My Nonprofit Reviews
Moira A H.
Review for Compassion & Choices, Littleton, CO, USA
While living in Washington DC more than 20 years ago I received a call from my dad, who lived in Oregon with my mother. He normally never called, leaving the long-distance chats to my mother, so I knew something was very wrong. Tersely he told me my mother had been diagnosed with breast cancer. She wasn't ready to talk to me at that moment but she would call me soon. A couple of days later she called. We talked and she told me she was going to fight it all the way, that she was willing to be a guinea pig for research and that she was feeling strong. She then ended the call with words I have never forgotten. She said, "I'm not afraid of dying. I'm afraid of the process of dying."
Four years later she had fought the good fight, had been a guinea pig for research, had done experimental treatments at both NIH and Cleveland Clinic, and nothing had changed the outcome. She was dying. She knew it and she wanted control over the remaining days of her life.
As my family frantically tried to make sense of her inevitable death and I web-searched late into the night looking for answers, I found Compassion and Choices. Within a week they had worked with her and her doctors to arrange for her to take control of the end of her life. She followed all the steps and her signature was on the appropriate paperwork. It was unrecognizable, bearing no resemblance to the tidy finishing-school signature of her past, but it was there and with it came some serenity. She felt as if she had been able to do one thing where she was calling the shots.
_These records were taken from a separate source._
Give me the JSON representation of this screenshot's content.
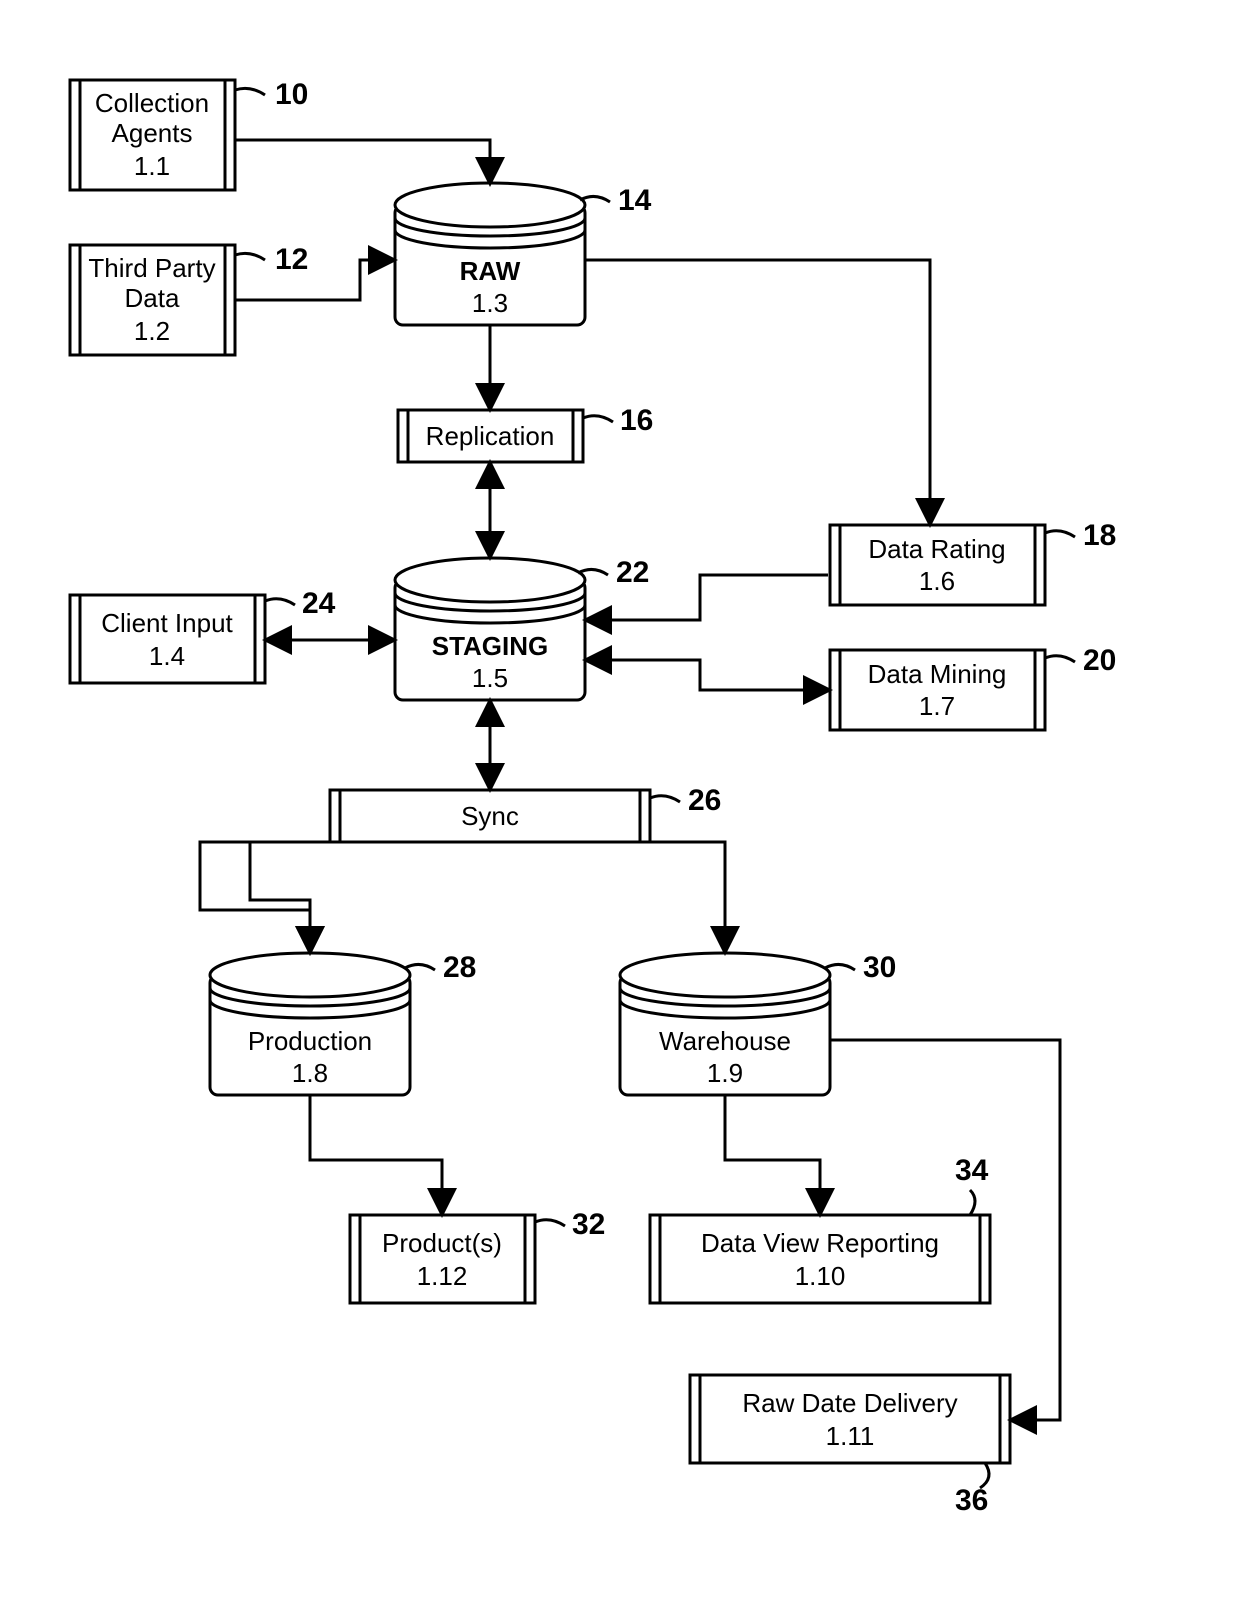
{
  "nodes": {
    "n10": {
      "title": "Collection Agents",
      "sub": "1.1",
      "ref": "10"
    },
    "n12": {
      "title": "Third Party Data",
      "sub": "1.2",
      "ref": "12"
    },
    "n14": {
      "title": "RAW",
      "sub": "1.3",
      "ref": "14"
    },
    "n16": {
      "title": "Replication",
      "ref": "16"
    },
    "n18": {
      "title": "Data Rating",
      "sub": "1.6",
      "ref": "18"
    },
    "n20": {
      "title": "Data Mining",
      "sub": "1.7",
      "ref": "20"
    },
    "n22": {
      "title": "STAGING",
      "sub": "1.5",
      "ref": "22"
    },
    "n24": {
      "title": "Client Input",
      "sub": "1.4",
      "ref": "24"
    },
    "n26": {
      "title": "Sync",
      "ref": "26"
    },
    "n28": {
      "title": "Production",
      "sub": "1.8",
      "ref": "28"
    },
    "n30": {
      "title": "Warehouse",
      "sub": "1.9",
      "ref": "30"
    },
    "n32": {
      "title": "Product(s)",
      "sub": "1.12",
      "ref": "32"
    },
    "n34": {
      "title": "Data View Reporting",
      "sub": "1.10",
      "ref": "34"
    },
    "n36": {
      "title": "Raw Date Delivery",
      "sub": "1.11",
      "ref": "36"
    }
  },
  "edges": [
    {
      "from": "n10",
      "to": "n14",
      "dir": "uni"
    },
    {
      "from": "n12",
      "to": "n14",
      "dir": "uni"
    },
    {
      "from": "n14",
      "to": "n16",
      "dir": "uni"
    },
    {
      "from": "n16",
      "to": "n22",
      "dir": "bi"
    },
    {
      "from": "n24",
      "to": "n22",
      "dir": "bi"
    },
    {
      "from": "n14",
      "to": "n18",
      "dir": "uni"
    },
    {
      "from": "n18",
      "to": "n22",
      "dir": "uni"
    },
    {
      "from": "n20",
      "to": "n22",
      "dir": "bi"
    },
    {
      "from": "n22",
      "to": "n26",
      "dir": "bi"
    },
    {
      "from": "n26",
      "to": "n28",
      "dir": "uni"
    },
    {
      "from": "n26",
      "to": "n30",
      "dir": "uni"
    },
    {
      "from": "n28",
      "to": "n32",
      "dir": "uni"
    },
    {
      "from": "n30",
      "to": "n34",
      "dir": "uni"
    },
    {
      "from": "n30",
      "to": "n36",
      "dir": "uni"
    }
  ]
}
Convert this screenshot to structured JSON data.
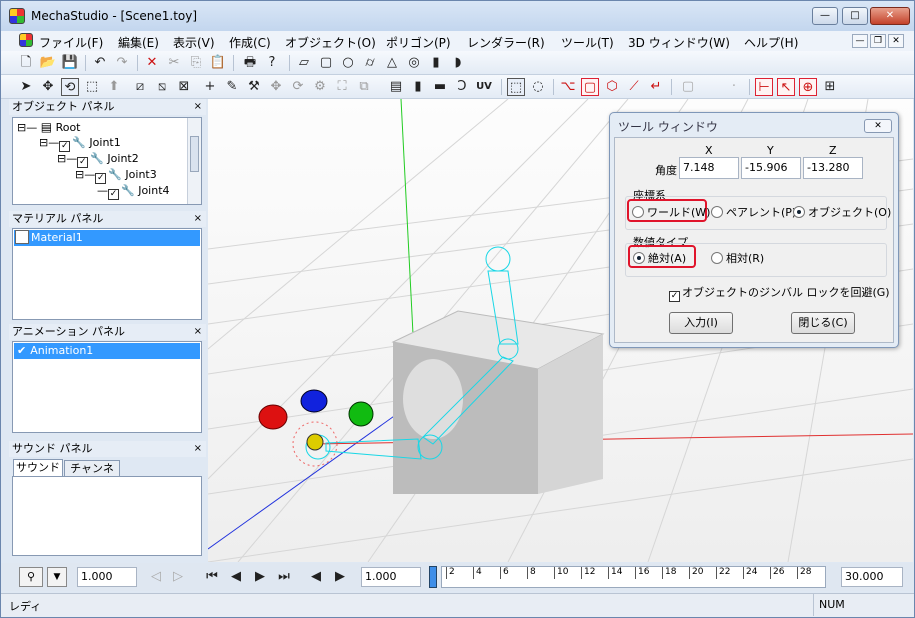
{
  "window": {
    "title": "MechaStudio - [Scene1.toy]",
    "min": "—",
    "max": "□",
    "close": "✕"
  },
  "menu": [
    "ファイル(F)",
    "編集(E)",
    "表示(V)",
    "作成(C)",
    "オブジェクト(O)",
    "ポリゴン(P)",
    "レンダラー(R)",
    "ツール(T)",
    "3D ウィンドウ(W)",
    "ヘルプ(H)"
  ],
  "mdi": {
    "min": "—",
    "restore": "❐",
    "close": "✕"
  },
  "object_panel": {
    "title": "オブジェクト パネル",
    "close": "×",
    "tree": [
      "Root",
      "Joint1",
      "Joint2",
      "Joint3",
      "Joint4"
    ]
  },
  "material_panel": {
    "title": "マテリアル パネル",
    "close": "×",
    "items": [
      "Material1"
    ]
  },
  "animation_panel": {
    "title": "アニメーション パネル",
    "close": "×",
    "items": [
      "Animation1"
    ]
  },
  "sound_panel": {
    "title": "サウンド パネル",
    "close": "×",
    "tabs": [
      "サウンド",
      "チャンネル"
    ]
  },
  "tool_window": {
    "title": "ツール ウィンドウ",
    "close": "✕",
    "axes": [
      "X",
      "Y",
      "Z"
    ],
    "angle_label": "角度",
    "angle": [
      "7.148",
      "-15.906",
      "-13.280"
    ],
    "coord_title": "座標系",
    "coord_options": [
      "ワールド(W)",
      "ペアレント(P)",
      "オブジェクト(O)"
    ],
    "value_title": "数値タイプ",
    "value_options": [
      "絶対(A)",
      "相対(R)"
    ],
    "gimbal_label": "オブジェクトのジンバル ロックを回避(G)",
    "input_button": "入力(I)",
    "close_button": "閉じる(C)"
  },
  "timeline": {
    "field1": "1.000",
    "field2": "1.000",
    "end": "30.000",
    "ticks": [
      "2",
      "4",
      "6",
      "8",
      "10",
      "12",
      "14",
      "16",
      "18",
      "20",
      "22",
      "24",
      "26",
      "28"
    ]
  },
  "status": {
    "text": "レディ",
    "num": "NUM"
  },
  "colors": {
    "highlight": "#e0142b",
    "selection": "#3399ff",
    "skeleton": "#19d7e6"
  }
}
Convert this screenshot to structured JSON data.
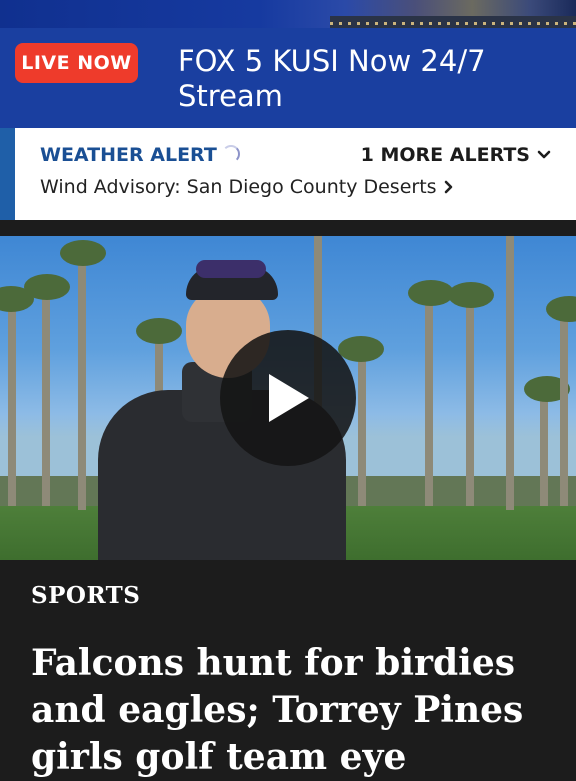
{
  "live_banner": {
    "badge": "LIVE NOW",
    "title": "FOX 5 KUSI Now 24/7 Stream"
  },
  "weather_alert": {
    "heading": "WEATHER ALERT",
    "more_alerts": "1 MORE ALERTS",
    "message": "Wind Advisory: San Diego County Deserts"
  },
  "article": {
    "category": "SPORTS",
    "headline": "Falcons hunt for birdies and eagles; Torrey Pines girls golf team eye"
  },
  "icons": {
    "play": "play-icon",
    "chevron_down": "chevron-down-icon",
    "chevron_right": "chevron-right-icon",
    "spinner": "loading-spinner-icon"
  },
  "colors": {
    "live_bar": "#1a3fa0",
    "live_badge": "#ee3b2b",
    "alert_accent": "#1f5fa8",
    "alert_heading": "#1a4f94",
    "page_background": "#1c1c1c"
  }
}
She would get to choose how and when the end would be. As she signed it, she told us she might never use it, but it gave her the option should she choose.
In the end, she never had a chance to make that decision. She went downhill too fast in those last weeks, but I know during her remaining alert hours she had some small sense that she was managing her destiny. She died at home with her family around her and I have never forgotten how much it meant to her to have that option. Compassion and Choices has often said the right to choose dignity in death is like an insurance policy. Many people never end up using it, but what it provides is a choice that allows those at end of life who have lost so much dignity and control over their daily existence to feel they can control one small but immeasurably significant part of their life. To that end, I have decided not only to support Compassion and Choices on a yearly basis, but to bequeath a sum to the organization in my will. I hope you will consider doing the same.